Yan Shouang, Wang Chengyan, Chen Weibo, Lyu Jun
School of Computer and Control Engineering, Yantai University, Yantai, China.
Human Phenome Institute, Fudan University, Shanghai, China.
Front Oncol. 2022 Aug 8;12:942511. doi: 10.3389/fonc.2022.942511. eCollection 2022.
Medical image-to-image translation is considered a new direction with many potential applications in the medical field. The medical image-to-image translation is dominated by two models, including supervised Pix2Pix and unsupervised cyclic-consistency generative adversarial network (GAN). However, existing methods still have two shortcomings: 1) the Pix2Pix requires paired and pixel-aligned images, which are difficult to acquire. Nevertheless, the optimum output of the cycle-consistency model may not be unique. 2) They are still deficient in capturing the global features and modeling long-distance interactions, which are critical for regions with complex anatomical structures. We propose a Swin Transformer-based GAN for Multi-Modal Medical Image Translation, named MMTrans. Specifically, MMTrans consists of a generator, a registration network, and a discriminator. The Swin Transformer-based generator enables to generate images with the same content as source modality images and similar style information of target modality images. The encoder part of the registration network, based on Swin Transformer, is utilized to predict deformable vector fields. The convolution-based discriminator determines whether the target modality images are similar to the generator or from the real images. Extensive experiments conducted using the public dataset and clinical datasets showed that our network outperformed other advanced medical image translation methods in both aligned and unpaired datasets and has great potential to be applied in clinical applications.
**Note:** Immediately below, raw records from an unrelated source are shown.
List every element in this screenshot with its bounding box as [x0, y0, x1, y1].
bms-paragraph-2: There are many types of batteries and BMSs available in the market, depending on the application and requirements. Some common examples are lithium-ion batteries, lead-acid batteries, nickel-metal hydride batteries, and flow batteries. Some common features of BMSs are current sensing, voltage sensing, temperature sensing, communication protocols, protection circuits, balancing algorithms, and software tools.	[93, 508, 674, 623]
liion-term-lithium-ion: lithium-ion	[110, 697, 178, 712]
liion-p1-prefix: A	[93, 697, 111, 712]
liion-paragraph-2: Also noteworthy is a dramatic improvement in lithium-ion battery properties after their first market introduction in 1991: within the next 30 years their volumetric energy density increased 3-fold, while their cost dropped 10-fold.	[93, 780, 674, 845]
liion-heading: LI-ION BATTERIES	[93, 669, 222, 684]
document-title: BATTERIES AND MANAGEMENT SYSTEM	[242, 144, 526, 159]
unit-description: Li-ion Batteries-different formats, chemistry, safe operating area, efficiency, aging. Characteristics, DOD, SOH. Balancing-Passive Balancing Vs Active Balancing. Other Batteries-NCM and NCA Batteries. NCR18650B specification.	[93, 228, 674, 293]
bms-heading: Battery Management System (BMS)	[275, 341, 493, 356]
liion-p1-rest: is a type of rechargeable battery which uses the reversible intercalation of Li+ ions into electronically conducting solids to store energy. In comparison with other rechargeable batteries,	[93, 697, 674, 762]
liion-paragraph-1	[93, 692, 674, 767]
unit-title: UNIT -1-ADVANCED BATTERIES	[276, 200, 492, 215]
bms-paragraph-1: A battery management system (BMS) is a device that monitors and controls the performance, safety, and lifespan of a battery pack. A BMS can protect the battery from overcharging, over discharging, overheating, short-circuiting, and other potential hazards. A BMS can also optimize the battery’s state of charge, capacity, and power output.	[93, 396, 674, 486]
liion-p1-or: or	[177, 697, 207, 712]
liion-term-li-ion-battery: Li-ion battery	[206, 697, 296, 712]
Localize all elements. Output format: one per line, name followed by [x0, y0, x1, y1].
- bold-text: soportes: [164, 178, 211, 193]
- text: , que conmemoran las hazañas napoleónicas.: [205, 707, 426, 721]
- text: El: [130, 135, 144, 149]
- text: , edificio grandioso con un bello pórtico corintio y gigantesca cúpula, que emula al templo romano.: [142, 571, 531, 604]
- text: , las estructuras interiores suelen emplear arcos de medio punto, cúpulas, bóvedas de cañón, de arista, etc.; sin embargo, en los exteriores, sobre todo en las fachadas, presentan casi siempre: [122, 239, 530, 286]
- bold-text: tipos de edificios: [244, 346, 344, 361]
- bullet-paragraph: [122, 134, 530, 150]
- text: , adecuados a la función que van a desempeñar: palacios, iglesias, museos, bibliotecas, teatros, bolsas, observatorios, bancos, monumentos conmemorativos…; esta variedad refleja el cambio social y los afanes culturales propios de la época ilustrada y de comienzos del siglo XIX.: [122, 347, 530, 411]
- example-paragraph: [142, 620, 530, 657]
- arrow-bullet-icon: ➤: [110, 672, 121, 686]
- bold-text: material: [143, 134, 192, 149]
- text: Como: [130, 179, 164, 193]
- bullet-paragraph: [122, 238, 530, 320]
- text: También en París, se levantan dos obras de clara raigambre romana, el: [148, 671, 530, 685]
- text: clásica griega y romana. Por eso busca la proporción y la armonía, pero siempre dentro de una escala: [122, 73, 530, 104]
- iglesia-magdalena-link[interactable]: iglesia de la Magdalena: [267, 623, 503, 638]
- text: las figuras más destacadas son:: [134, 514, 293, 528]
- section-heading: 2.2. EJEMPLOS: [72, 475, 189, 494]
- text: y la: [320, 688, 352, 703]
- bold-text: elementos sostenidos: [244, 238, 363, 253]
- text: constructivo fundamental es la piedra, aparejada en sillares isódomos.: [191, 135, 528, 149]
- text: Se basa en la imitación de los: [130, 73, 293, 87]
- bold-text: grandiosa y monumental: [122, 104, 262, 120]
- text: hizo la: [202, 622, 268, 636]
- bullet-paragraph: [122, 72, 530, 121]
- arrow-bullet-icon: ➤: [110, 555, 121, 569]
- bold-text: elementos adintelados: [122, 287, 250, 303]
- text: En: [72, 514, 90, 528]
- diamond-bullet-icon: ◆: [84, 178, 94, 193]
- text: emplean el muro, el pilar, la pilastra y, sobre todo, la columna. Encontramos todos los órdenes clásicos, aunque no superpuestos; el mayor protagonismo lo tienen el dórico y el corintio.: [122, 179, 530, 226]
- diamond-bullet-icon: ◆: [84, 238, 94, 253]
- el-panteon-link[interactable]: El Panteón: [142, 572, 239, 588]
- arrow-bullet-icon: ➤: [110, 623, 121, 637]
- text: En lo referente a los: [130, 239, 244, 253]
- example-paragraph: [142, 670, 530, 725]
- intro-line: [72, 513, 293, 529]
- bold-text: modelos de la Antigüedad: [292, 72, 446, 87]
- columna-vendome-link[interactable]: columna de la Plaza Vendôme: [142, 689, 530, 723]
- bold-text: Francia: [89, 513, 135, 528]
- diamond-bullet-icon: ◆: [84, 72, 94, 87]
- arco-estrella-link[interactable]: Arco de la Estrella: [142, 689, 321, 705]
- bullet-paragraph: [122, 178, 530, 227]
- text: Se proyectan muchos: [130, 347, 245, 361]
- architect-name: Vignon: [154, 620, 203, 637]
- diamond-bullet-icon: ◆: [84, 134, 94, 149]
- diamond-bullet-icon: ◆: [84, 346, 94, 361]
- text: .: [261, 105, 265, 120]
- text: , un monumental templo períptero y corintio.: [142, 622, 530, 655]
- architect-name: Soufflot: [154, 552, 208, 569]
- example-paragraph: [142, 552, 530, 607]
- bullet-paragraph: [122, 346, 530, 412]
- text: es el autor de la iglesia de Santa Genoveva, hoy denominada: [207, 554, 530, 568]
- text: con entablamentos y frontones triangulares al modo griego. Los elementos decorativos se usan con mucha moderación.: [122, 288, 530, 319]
医学图像到图像的转换被认为是一个新的方向,在医学领域有许多潜在应用。医学图像到图像的转换主要由两种模型主导,包括有监督的Pix2Pix和无监督的循环一致生成对抗网络(GAN)。然而,现有方法仍存在两个缺点:1)Pix2Pix需要配对且像素对齐的图像,而这些图像很难获取。此外,循环一致模型的最优输出可能不唯一。2)它们在捕捉全局特征和对长距离交互进行建模方面仍然存在不足,而这对于具有复杂解剖结构的区域至关重要。我们提出了一种基于Swin Transformer的用于多模态医学图像转换的GAN,名为MMTrans。具体而言,MMTrans由一个生成器、一个配准网络和一个判别器组成。基于Swin Transformer的生成器能够生成与源模态图像具有相同内容且与目标模态图像具有相似风格信息的图像。基于Swin Transformer的配准网络的编码器部分用于预测可变形向量场。基于卷积的判别器确定目标模态图像是与生成器生成的图像相似还是来自真实图像。使用公共数据集和临床数据集进行的大量实验表明,我们的网络在对齐和未配对数据集中均优于其他先进的医学图像转换方法,并且在临床应用中具有很大的应用潜力。